Seven… that’s a lot of blows. Before your imagination runs away with you, “Seven Blows” refers to seven something else’s. Unfortunately, the plot is so convoluted and the dubbing so poor it’s impossible to tell exactly what. Thankfully nobody watches kung fu movies for the subtext and dialogue.

Produced by the legendary Shaw Brothers Studio, Seven Blows tells the tale of 108 rebels who defended 12th Century China from Sung invaders. In the opening scene, the evil Sung General Golden Spear slays rebel leader Heavenly King using his funky martial arts styles. The rebels quickly embark on an epic journey to recruit Young Dragon Yen Ching, the only man with the mad skillz to best Golden Spear in personal combat.

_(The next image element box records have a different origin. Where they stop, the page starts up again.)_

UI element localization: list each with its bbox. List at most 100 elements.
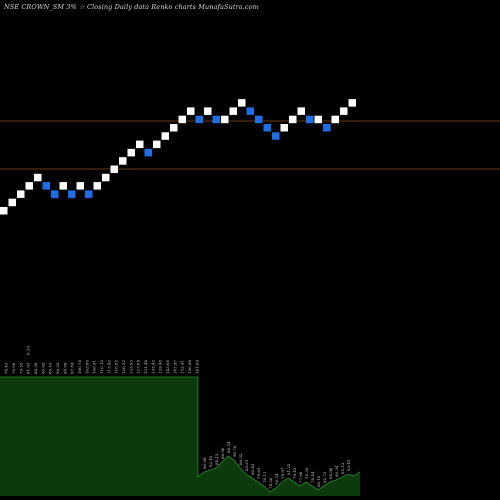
renko-brick-3 [25,182,33,190]
renko-brick-20 [170,124,178,132]
volume-label-6: 89.53 [48,362,53,374]
volume-tail-label-5: 90.76 [232,445,237,457]
renko-brick-21 [178,115,186,124]
renko-brick-5 [42,182,50,190]
volume-label-tall: 6.19 [26,346,31,355]
volume-label-17: 123.93 [128,360,133,374]
volume-tail-label-7: 83.61 [244,460,249,471]
volume-tail-label-2: 84.12 [214,453,219,465]
volume-tail-label-18: 78.44 [310,471,315,483]
renko-brick-18 [153,140,161,149]
renko-brick-28 [238,99,246,107]
volume-label-19: 131.48 [143,360,148,374]
volume-tail-label-10: 76.11 [262,472,267,483]
renko-brick-11 [93,182,101,190]
volume-tail-label-15: 79.45 [292,467,297,479]
volume-tail-label-1: 82.45 [208,455,213,467]
volume-label-0: 74.43 [4,362,9,374]
volume-tail-label-8: 80.43 [250,463,255,475]
volume-label-24: 152.41 [180,360,185,374]
volume-tail-label-9: 78.65 [256,467,261,479]
volume-label-4: 84.39 [33,362,38,374]
volume-tail-label-24: 83.45 [346,459,351,471]
volume-line [0,376,361,493]
volume-label-16: 120.32 [121,360,126,374]
volume-label-10: 100.78 [77,360,82,374]
volume-label-23: 147.97 [172,360,177,374]
volume-tail-label-11: 74.20 [268,477,273,489]
volume-tail-label-23: 85.12 [340,462,345,474]
renko-brick-29 [246,107,254,115]
renko-brick-7 [59,182,67,190]
renko-brick-30 [255,115,263,124]
volume-label-1: 76.66 [11,362,16,374]
renko-brick-0 [0,207,8,215]
volume-tail-label-20: 82.73 [322,471,327,483]
renko-brick-32 [272,132,280,140]
volume-tail-label-19: 80.10 [316,475,321,487]
volume-tail-label-17: 76.32 [304,467,309,479]
renko-brick-38 [323,124,331,132]
volume-tail-label-13: 78.97 [280,467,285,479]
volume-tail-label-14: 81.22 [286,463,291,475]
volume-tail-label-22: 86.34 [334,465,339,477]
renko-brick-12 [102,173,110,182]
volume-label-20: 135.42 [150,360,155,374]
renko-brick-15 [127,148,135,157]
renko-brick-13 [110,165,118,173]
volume-label-18: 127.65 [136,360,141,374]
renko-brick-25 [212,115,220,124]
volume-label-21: 139.48 [158,360,163,374]
renko-brick-19 [161,132,169,140]
renko-brick-22 [187,107,195,115]
volume-label-8: 94.99 [62,362,67,374]
volume-area [0,377,360,496]
volume-label-26: 161.69 [194,360,199,374]
volume-label-2: 79.55 [18,362,23,374]
renko-brick-14 [119,157,127,165]
volume-tail-label-0: 80.98 [202,457,207,469]
volume-tail-label-3: 86.90 [220,447,225,459]
volume-label-25: 156.98 [187,360,192,374]
renko-brick-6 [51,190,59,198]
renko-brick-39 [331,115,339,124]
volume-label-15: 116.82 [114,360,119,374]
renko-brick-10 [85,190,93,198]
volume-label-7: 92.22 [55,362,60,374]
volume-tail-label-4: 88.54 [226,441,231,453]
renko-brick-1 [8,198,16,207]
volume-tail-label-21: 84.96 [328,467,333,479]
volume-tail-label-6: 86.32 [238,453,243,465]
volume-label-14: 113.42 [106,360,111,374]
volume-tail-label-16: 77.86 [298,471,303,483]
volume-label-5: 86.92 [40,362,45,374]
volume-label-22: 143.66 [165,360,170,374]
renko-brick-9 [76,182,84,190]
renko-brick-26 [221,115,229,124]
renko-brick-37 [314,115,322,124]
volume-tail-label-12: 76.54 [274,473,279,485]
volume-label-13: 110.12 [99,360,104,374]
renko-brick-17 [144,148,152,157]
renko-brick-27 [229,107,237,115]
renko-brick-2 [17,190,25,198]
renko-brick-8 [68,190,76,198]
renko-brick-35 [297,107,305,115]
volume-label-11: 103.80 [84,360,89,374]
volume-label-3: 81.93 [26,362,31,374]
renko-brick-31 [263,124,271,132]
volume-label-12: 106.91 [92,360,97,374]
renko-brick-36 [306,115,314,124]
renko-brick-33 [280,124,288,132]
renko-brick-4 [34,173,42,182]
volume-label-9: 97.84 [70,362,75,374]
renko-brick-24 [204,107,212,115]
renko-brick-34 [289,115,297,124]
renko-brick-23 [195,115,203,124]
chart-title: NSE CROWN_SM 3% ☆ Closing Daily data Ren… [4,3,259,11]
renko-brick-16 [136,140,144,149]
renko-brick-41 [348,99,356,107]
renko-brick-40 [340,107,348,115]
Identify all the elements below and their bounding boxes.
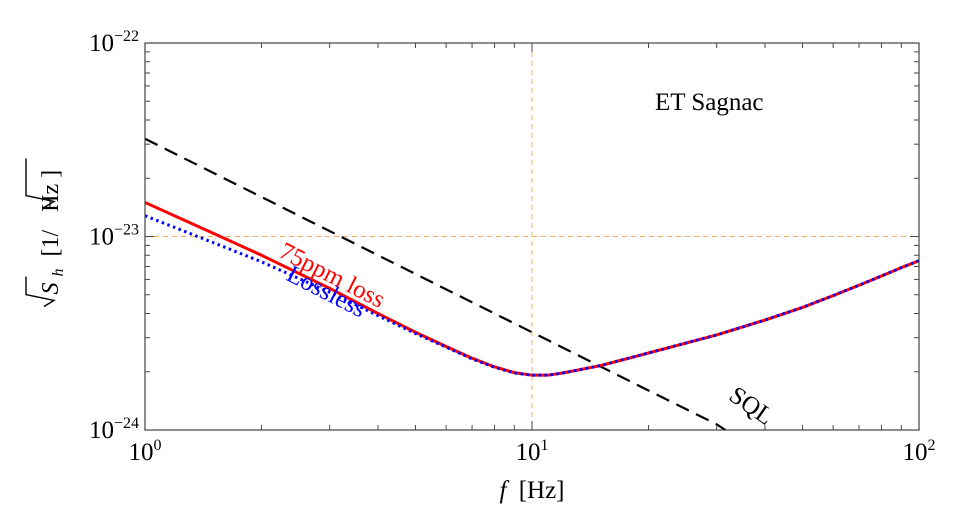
y-label-radicand: S xyxy=(38,283,64,295)
y-label-radical-sign xyxy=(25,276,56,308)
chart-title: ET Sagnac xyxy=(655,89,764,116)
y-label-unit-radical-sign xyxy=(25,158,56,209)
y-tick-label: 10−24 xyxy=(89,415,139,444)
y-label-unit-close: ] xyxy=(38,170,64,178)
x-tick-label: 102 xyxy=(903,437,936,466)
y-label-unit-open: [1/ xyxy=(38,230,64,257)
x-axis-unit: [Hz] xyxy=(519,477,565,504)
x-tick-label: 101 xyxy=(516,437,549,466)
x-tick-label: 100 xyxy=(129,437,162,466)
x-axis-label: f [Hz] xyxy=(499,477,564,504)
y-label-text: S h [1/ Hz ] xyxy=(38,170,69,295)
y-axis-label: S h [1/ Hz ] xyxy=(25,158,69,308)
y-label-subscript: h xyxy=(50,269,67,277)
series-75ppm-loss xyxy=(144,201,920,377)
y-label-unit-radicand: Hz xyxy=(38,184,64,212)
series-sql xyxy=(144,137,726,431)
y-tick-label: 10−23 xyxy=(89,222,139,251)
series-layer xyxy=(144,137,920,431)
y-tick-label: 10−22 xyxy=(89,28,139,57)
axis-ticks: 100 101 102 10−24 10−23 10−22 xyxy=(89,28,936,466)
series-lossless xyxy=(144,214,920,377)
x-axis-var: f xyxy=(499,477,509,504)
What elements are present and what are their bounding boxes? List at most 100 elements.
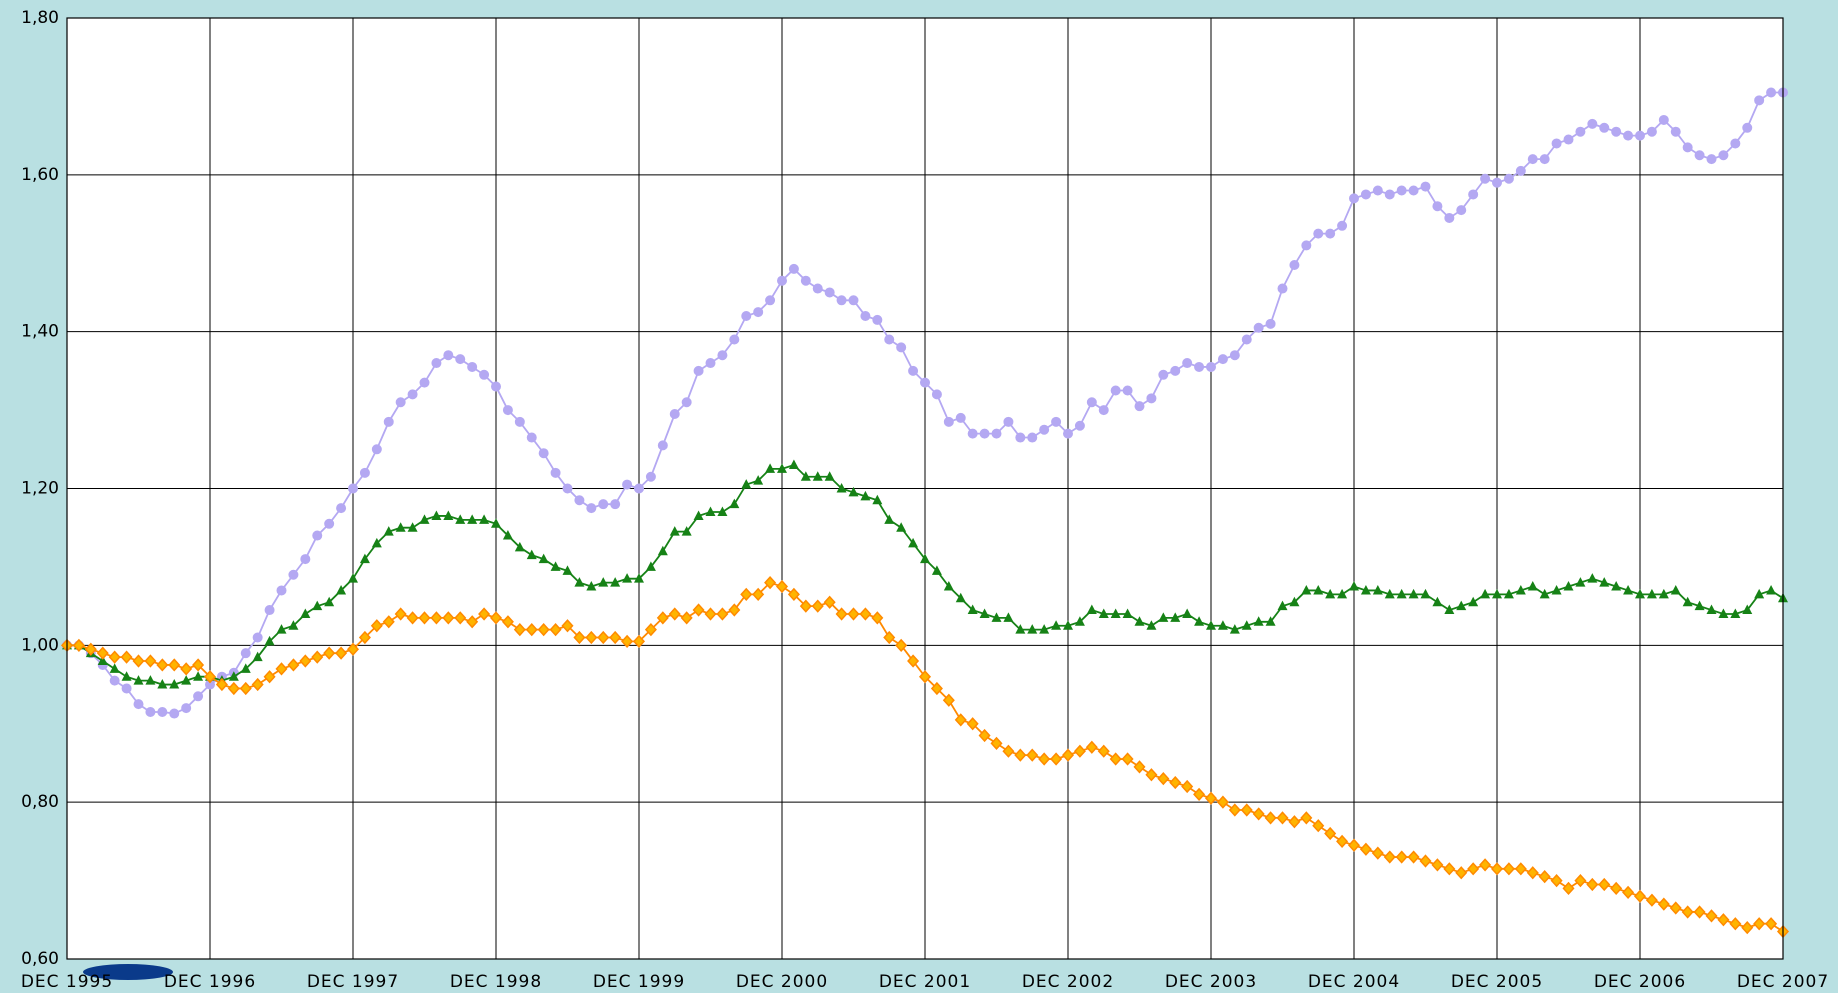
data-point: [383, 416, 394, 427]
data-point: [788, 459, 799, 469]
data-point: [346, 642, 360, 656]
data-point: [787, 587, 800, 601]
data-point: [407, 522, 418, 532]
x-tick-label: DEC 1995: [21, 972, 113, 992]
data-point: [276, 624, 287, 634]
data-point: [419, 377, 430, 388]
data-point: [383, 526, 394, 536]
data-point: [1455, 866, 1468, 880]
data-point: [728, 603, 741, 617]
data-point: [133, 699, 144, 710]
data-point: [251, 677, 264, 692]
data-point: [1419, 854, 1432, 868]
x-tick-label: DEC 2006: [1594, 972, 1686, 992]
data-point: [358, 630, 371, 645]
data-point: [1754, 588, 1765, 599]
data-point: [1408, 185, 1419, 196]
data-point: [1730, 608, 1741, 618]
data-point: [479, 369, 490, 380]
data-point: [109, 663, 120, 673]
data-point: [585, 630, 598, 645]
data-point: [359, 467, 370, 478]
data-point: [872, 494, 883, 505]
data-point: [1063, 620, 1073, 630]
data-point: [97, 655, 108, 666]
data-point: [562, 565, 573, 575]
data-point: [1265, 616, 1276, 626]
data-point: [717, 350, 728, 361]
data-point: [955, 592, 966, 603]
data-point: [1349, 193, 1359, 204]
data-point: [466, 615, 479, 629]
data-point: [800, 275, 811, 286]
data-point: [1349, 581, 1359, 591]
data-point: [1074, 616, 1085, 626]
data-point: [550, 467, 561, 478]
data-point: [1086, 604, 1097, 615]
data-point: [597, 630, 610, 645]
data-point: [1372, 584, 1383, 595]
x-tick-label: DEC 2003: [1165, 972, 1257, 992]
data-point: [1515, 165, 1526, 176]
data-point: [96, 646, 109, 660]
data-point: [1754, 95, 1765, 106]
data-point: [1432, 201, 1443, 212]
data-point: [740, 587, 753, 601]
data-point: [324, 518, 335, 529]
data-point: [288, 569, 299, 580]
data-point: [645, 561, 656, 571]
y-tick-label: 1,80: [21, 8, 59, 28]
data-point: [1742, 122, 1753, 133]
data-point: [525, 623, 538, 637]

Set on a mountaintop in mainland China, director Chang Cheh focuses as much camera time on the lush scenery and panoramic views as he does on the actors. This gives the film an epic feel and pioneered a style that’s been copied ever since, most notably in films such as Crouching Tiger, Hidden Dragon.  The poor quality of the film stock degrades the experience, but the scenery remains breath taking.  The often gory violence almost takes a backseat to the beauty of the background.

As in most martial arts flicks, the real star is the action. You can be guaran-damn-teed that with 108 main characters, there’s a fair amount of fisticuffs. Cheh refuses to stick to the usual “fists and numchucks” standard and incorporates every martial arts weapon imaginable. Even casual fans of the genre would be well served to track down the recently re-mastered version.

This film encapsulates everything that kung fu films are maligned for – incomprehensible dubbing, inexplicable plot twists and sublimely ridiculous dialogue.  Yet, it’s somehow endearing and wonderful.

Other titles in the Shaw Brother’s lexicon include Return of the Five Deadly Venoms: Crippled Avengers, The Sex Life of Bruce Lee, Mad Monkey Kung Fu and Drunk Shaolin vs. Chinese Super Ninja.